On ToT we currently have many tests that set a handler after the command line was initialized (and are apparently unaffected by it, but the handler is set by a shared utility class), and the one test (MultipleFilterFileSwitch) that also overrides another non-default handler.

This sounds really buggy, it's great to have found it. Shall we fix it, since we're making other changes in the same area now?
These issues only exist in tests, so I'm not sure I would refer to it as buggy. The tests are currently working correctly, they're just doing extra redundant work by setting a handler that's never used (because it's set by a shared utility; the tests that actually need the handler do set it in time afaict).
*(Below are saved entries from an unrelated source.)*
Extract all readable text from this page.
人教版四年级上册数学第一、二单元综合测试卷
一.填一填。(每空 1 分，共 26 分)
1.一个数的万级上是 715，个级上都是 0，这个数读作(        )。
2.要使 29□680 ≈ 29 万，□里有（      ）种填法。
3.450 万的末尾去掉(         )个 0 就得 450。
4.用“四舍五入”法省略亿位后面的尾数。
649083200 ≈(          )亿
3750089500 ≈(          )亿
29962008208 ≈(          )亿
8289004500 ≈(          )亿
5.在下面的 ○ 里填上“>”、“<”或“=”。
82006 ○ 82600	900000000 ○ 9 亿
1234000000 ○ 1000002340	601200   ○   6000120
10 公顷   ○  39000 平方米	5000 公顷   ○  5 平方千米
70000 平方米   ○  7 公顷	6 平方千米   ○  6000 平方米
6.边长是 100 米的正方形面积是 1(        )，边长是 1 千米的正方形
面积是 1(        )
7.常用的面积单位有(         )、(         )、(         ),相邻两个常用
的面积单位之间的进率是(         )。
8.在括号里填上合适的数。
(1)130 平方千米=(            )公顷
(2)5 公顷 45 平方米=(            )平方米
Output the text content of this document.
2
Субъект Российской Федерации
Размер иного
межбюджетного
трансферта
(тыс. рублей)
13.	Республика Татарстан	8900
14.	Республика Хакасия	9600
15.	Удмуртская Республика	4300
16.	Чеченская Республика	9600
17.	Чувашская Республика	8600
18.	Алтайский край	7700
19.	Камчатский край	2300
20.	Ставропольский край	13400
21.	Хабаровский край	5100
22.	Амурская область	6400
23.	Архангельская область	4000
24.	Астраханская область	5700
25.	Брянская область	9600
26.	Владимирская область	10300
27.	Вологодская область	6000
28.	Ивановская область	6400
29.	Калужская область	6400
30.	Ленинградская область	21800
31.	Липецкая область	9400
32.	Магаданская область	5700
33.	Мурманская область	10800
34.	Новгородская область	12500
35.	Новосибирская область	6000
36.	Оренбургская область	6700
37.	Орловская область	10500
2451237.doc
This still seems very buggy, it makes it impossible to tell what is going on by reading the code! You've had to do some great debugging to get us this far. And we even see comments in the code like "We want to stop throwing away duplicate test filter file flags, but we're afraid of changing too much in fear of breaking other use cases." which is a big red flag that things are not good right now.
 
I was looking through the code and, assuming we want to keep the tests, I don't think we can avoid these issues without redesigning how we deal with the command line (which I don't think we should do).

It sounds like we need to organize the setting of configs before the CommandLine, rather than change how CommandLine itself works.
I'm not sure what you refer to as "configs" here. I consider the handler config and the CommandLine class as one and the same in this regard. 

I mean setting up the configuration of how the CommandLine will run before it's initialized.
 

But another option would be to get rid of all these virtual objects and have CommandLine hold a multimap. The default behaviour can still return the last flag that was seen, so the APIs don't change. But we could provide a different method to grab them all.
This is what I referred to as redesigning how we deal with the command line.
I think it would be great to do that, but I don't currently have any cycles to work on it.
As much as the silent dropping of duplicates is hurting me/us, if a redesign is the direction we want to go in then I will have to leave it as is for now.
Hopefully I can tackle it again at a later time or someone else would be interested in taking over. 

Hm, it sounds like what we have now was poorly understood and is not working the way the code reads it should work - as we have cases setting a handler that is ignored. It would make me sad to just leave it that way instead of improving it. If you don't have time to work on improving things directly in the area that you're working around, I understand, and I wish things were a bit different.
Don't get me wrong, I totally agree with you here. This was a detour for me so I can't spend too much time on it atm. Let's leave it as is for now and hopefully we can pick it back up soon.